Acceptance testing and quality control processes are essential to ensure (select all that apply)

A) Highest image quality at lowest dose

B) Consistent imaging performance

C) Safe and efficient operation of the imaging system

D) Proper installation of the imaging system

Answer:

A) Highest image quality at lowest dose

B) Consistent imaging performance

C) Safe and efficient operation of the imaging system

D) Proper installation of the imaging system

It is imperative that an imaging system be tested upon installation through the process of acceptance testing by a qualified medical physicist to ensure the system delivers the desired image quality performance and dose response. Such evaluations can ensure that that system is “safe” for clinical use.
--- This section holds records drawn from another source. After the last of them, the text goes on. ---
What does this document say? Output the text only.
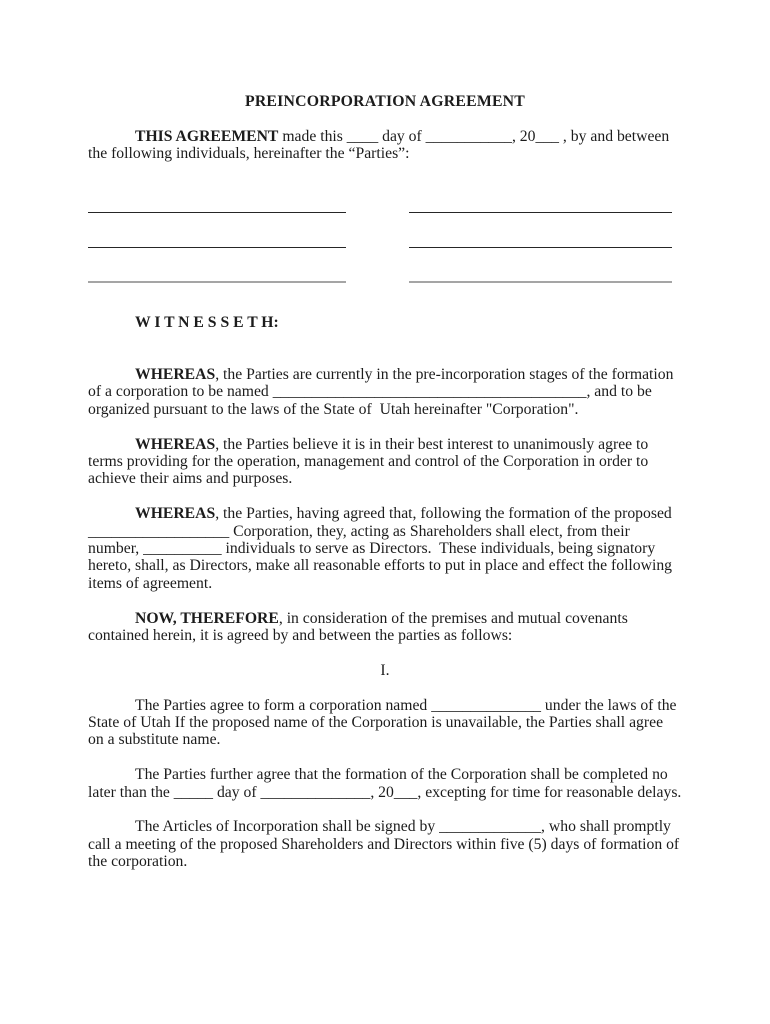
PREINCORPORATION AGREEMENT

THIS AGREEMENT made this ____ day of ___________, 20___ , by and between the following individuals, hereinafter the “Parties”:

W I T N E S S E T H:

WHEREAS, the Parties are currently in the pre-incorporation stages of the formation of a corporation to be named ________________________________________, and to be organized pursuant to the laws of the State of  Utah hereinafter "Corporation".

WHEREAS, the Parties believe it is in their best interest to unanimously agree to terms providing for the operation, management and control of the Corporation in order to achieve their aims and purposes.

WHEREAS, the Parties, having agreed that, following the formation of the proposed __________________ Corporation, they, acting as Shareholders shall elect, from their number, __________ individuals to serve as Directors.  These individuals, being signatory hereto, shall, as Directors, make all reasonable efforts to put in place and effect the following items of agreement.

NOW, THEREFORE, in consideration of the premises and mutual covenants contained herein, it is agreed by and between the parties as follows:

I.

The Parties agree to form a corporation named ______________ under the laws of the State of Utah If the proposed name of the Corporation is unavailable, the Parties shall agree on a substitute name.

The Parties further agree that the formation of the Corporation shall be completed no later than the _____ day of ______________, 20___, excepting for time for reasonable delays.

The Articles of Incorporation shall be signed by _____________, who shall promptly call a meeting of the proposed Shareholders and Directors within five (5) days of formation of the corporation.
Even though an imaging system may behave perfectly at the time of acceptance testing, its performance may vary over time. Variations might be due to normal deteriorations (e.g., mechanical changes or changes in the scanning or erasure components in CR), or susceptibility to environmental conditions such as temperature, if the temperature of the electronic components is not well regulated. Thus, there is a need to assure that a system performance is stable over time and has not deteriorated beyond a point that might negatively impact its clinical utility or patient dose. To do so, a quality control program may be implemented within which the system characteristics most susceptible to change are tracked over time. Many manufacturers offer QC tools with their products that may be used for this purpose. However, as the QC testing methods might be simpler and more limited than those used in more comprehensive evaluations, it is important to perform the QC tests at the same time as the comprehensive evaluations in order to establish benchmark performance levels for tracking over time.